There are certain choices that we can make that will either help us live a life of freedom, or will take freedom from us. For example if you decided to murder someone, that choice will rob you of freedom. Even if you got away with it, and didn’t have to spend the rest of your life behind bars, the guilt of the deed and the constant fear of being caught would hamper your ability to enjoy being on the outside of those prison bars.

Our choices have consequences and those choices will either help or hinder our freedom. The choice of using credit to furnish a lifestyle way above your means will mean that you will be enslaved to credits. Because your money is going to pay interest, you will not be able to afford to do other things, without going deeper in debt. Your freedom is hindered by the choice that you made.

The choices we make will either bring us greater levels of freedom or restrict our freedom.
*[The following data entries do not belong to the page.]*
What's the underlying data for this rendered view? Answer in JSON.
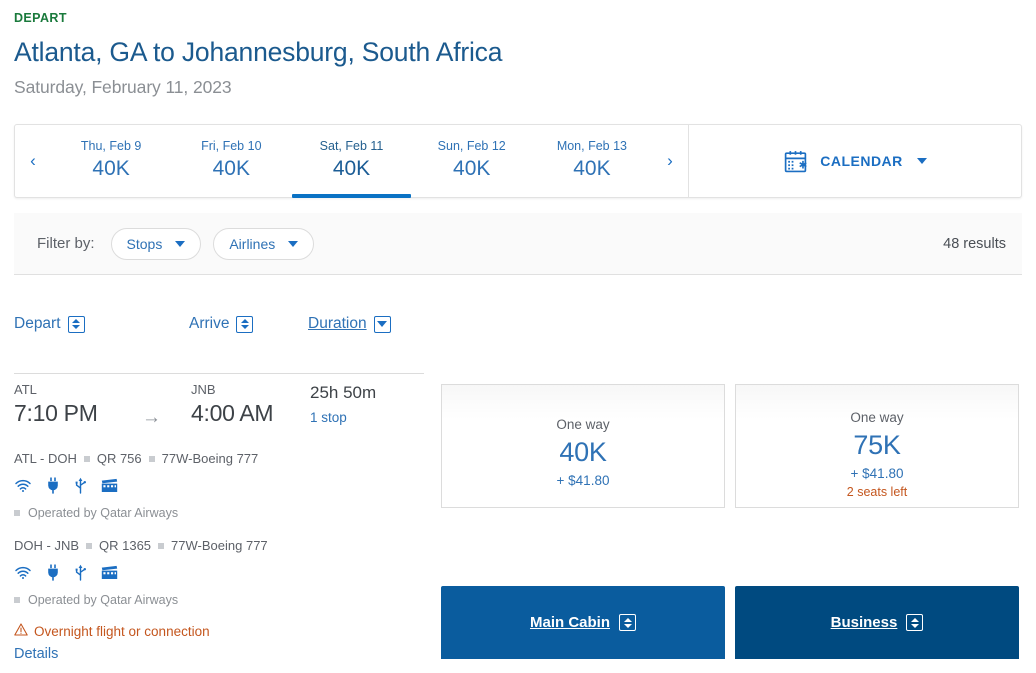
{
  "header": {
    "depart_label": "DEPART",
    "route_title": "Atlanta, GA to Johannesburg, South Africa",
    "route_date": "Saturday, February 11, 2023"
  },
  "date_strip": {
    "prev_icon": "‹",
    "next_icon": "›",
    "days": [
      {
        "name": "Thu, Feb 9",
        "value": "40K",
        "active": false
      },
      {
        "name": "Fri, Feb 10",
        "value": "40K",
        "active": false
      },
      {
        "name": "Sat, Feb 11",
        "value": "40K",
        "active": true
      },
      {
        "name": "Sun, Feb 12",
        "value": "40K",
        "active": false
      },
      {
        "name": "Mon, Feb 13",
        "value": "40K",
        "active": false
      }
    ],
    "calendar_label": "CALENDAR"
  },
  "filter_bar": {
    "label": "Filter by:",
    "filters": [
      {
        "label": "Stops"
      },
      {
        "label": "Airlines"
      }
    ],
    "results": "48 results"
  },
  "sort": {
    "depart": "Depart",
    "arrive": "Arrive",
    "duration": "Duration"
  },
  "cabins": [
    {
      "label": "Main Cabin",
      "color": "#0a5c9e"
    },
    {
      "label": "Business",
      "color": "#004a80"
    }
  ],
  "flight": {
    "depart_code": "ATL",
    "depart_time": "7:10 PM",
    "arrive_code": "JNB",
    "arrive_time": "4:00 AM",
    "duration": "25h 50m",
    "stops": "1 stop",
    "segments": [
      {
        "route": "ATL - DOH",
        "flight_number": "QR 756",
        "aircraft": "77W-Boeing 777",
        "operated_by": "Operated by Qatar Airways",
        "amenities": [
          "wifi-icon",
          "power-outlet-icon",
          "usb-icon",
          "entertainment-icon"
        ]
      },
      {
        "route": "DOH - JNB",
        "flight_number": "QR 1365",
        "aircraft": "77W-Boeing 777",
        "operated_by": "Operated by Qatar Airways",
        "amenities": [
          "wifi-icon",
          "power-outlet-icon",
          "usb-icon",
          "entertainment-icon"
        ]
      }
    ],
    "warning": "Overnight flight or connection",
    "details_link": "Details"
  },
  "fares": [
    {
      "cabin": "Main Cabin",
      "one_way": "One way",
      "miles": "40K",
      "taxes": "+ $41.80",
      "seats_left": ""
    },
    {
      "cabin": "Business",
      "one_way": "One way",
      "miles": "75K",
      "taxes": "+ $41.80",
      "seats_left": "2 seats left"
    }
  ]
}
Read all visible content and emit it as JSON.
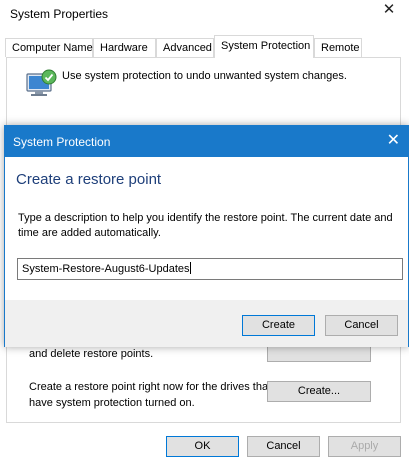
{
  "window": {
    "title": "System Properties",
    "close_glyph": "✕",
    "tabs": [
      {
        "label": "Computer Name"
      },
      {
        "label": "Hardware"
      },
      {
        "label": "Advanced"
      },
      {
        "label": "System Protection",
        "active": true
      },
      {
        "label": "Remote"
      }
    ],
    "intro_text": "Use system protection to undo unwanted system changes.",
    "manage_text": "and delete restore points.",
    "create_text_line1": "Create a restore point right now for the drives that",
    "create_text_line2": "have system protection turned on.",
    "create_button": "Create...",
    "footer": {
      "ok": "OK",
      "cancel": "Cancel",
      "apply": "Apply"
    }
  },
  "dialog": {
    "title": "System Protection",
    "close_glyph": "✕",
    "heading": "Create a restore point",
    "description": "Type a description to help you identify the restore point. The current date and time are added automatically.",
    "input_value": "System-Restore-August6-Updates",
    "create_button": "Create",
    "cancel_button": "Cancel"
  },
  "colors": {
    "accent": "#1979ca",
    "heading": "#1e3f7a"
  }
}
There are many choices that we can freely make that will end up taking our freedom away. Our freedom and our choices are eternally connected. Erwin McManus wrote:
“Not all free acts lead to freedom. The choices you freely make may cost you a life of genuine freedom. This is why the Bible talks about the human experience in terms of being slaves to sin. Sin creates the illusion of freedom; it fools us into seeking freedom from God rather than finding freedom in God.

“Whatever else Jesus came to do, one thing is clear—He came to set you free. God is not a warden; He is a deliverer. And so earnest is He about your freedom that He was willing to be taken captive and crucified on your behalf just so you can run free.” (Stand Against the Wind; p. 14)

If we are going to be free we have to make those choices that bring and enhance the freedom in our lives. That means we are looking towards the future and not just at the moment. That means we realize that our choices have consequences, and that a life lived apart from Jesus Christ is a life that is devoid of freedom.

We can choose to follow Jesus and discover freedom, or we can choose to sin and discover slavery. This is what the apostle Paul wrote in Romans:
15 What then? Shall we sin because we are not under law but under grace? Absolutely not! 16 Do you not know that if you present yourselves as obedient slaves, you are slaves of the one you obey, either of sin resulting in death, or obedience resulting in righteousness? 17 But thanks be to God that though you were slaves to sin, you obeyed from the heart that pattern of teaching you were entrusted to, 18 and having been freed from sin, you became enslaved to righteousness. 19 (I am speaking in human terms because of the weakness of your flesh.) For just as you once presented your members as slaves to impurity and lawlessness leading to more lawlessness, so now present your members as slaves to righteousness leading to sanctification. 20 For when you were slaves of sin, you were free with regard to righteousness. (Romans 6:15-20; NET)

The follower of Jesus is free because he/she has given themselves over to the way really live life. It is the right way to live. A person who is righteous is like a jazz improviser. He/she has learned the chords and studied the music that they understand where the music is going. When they go off on their own they stay true to the music. The jazz improviser has freedom to improvise because he/she has been a slave to the music.

The person who is a slave of righteousness is able to live with freedom because they have come to understand what life is about and where life is heading. With those things in mind a great many things in life opens up to them, but those things are only possible because first they choose to do what was right.

  • Point to Ponder: Our choices and freedoms are eternally connected.
  • Passage to Remember: Romans 6:15-20
  • Question to Consider: Who is your master?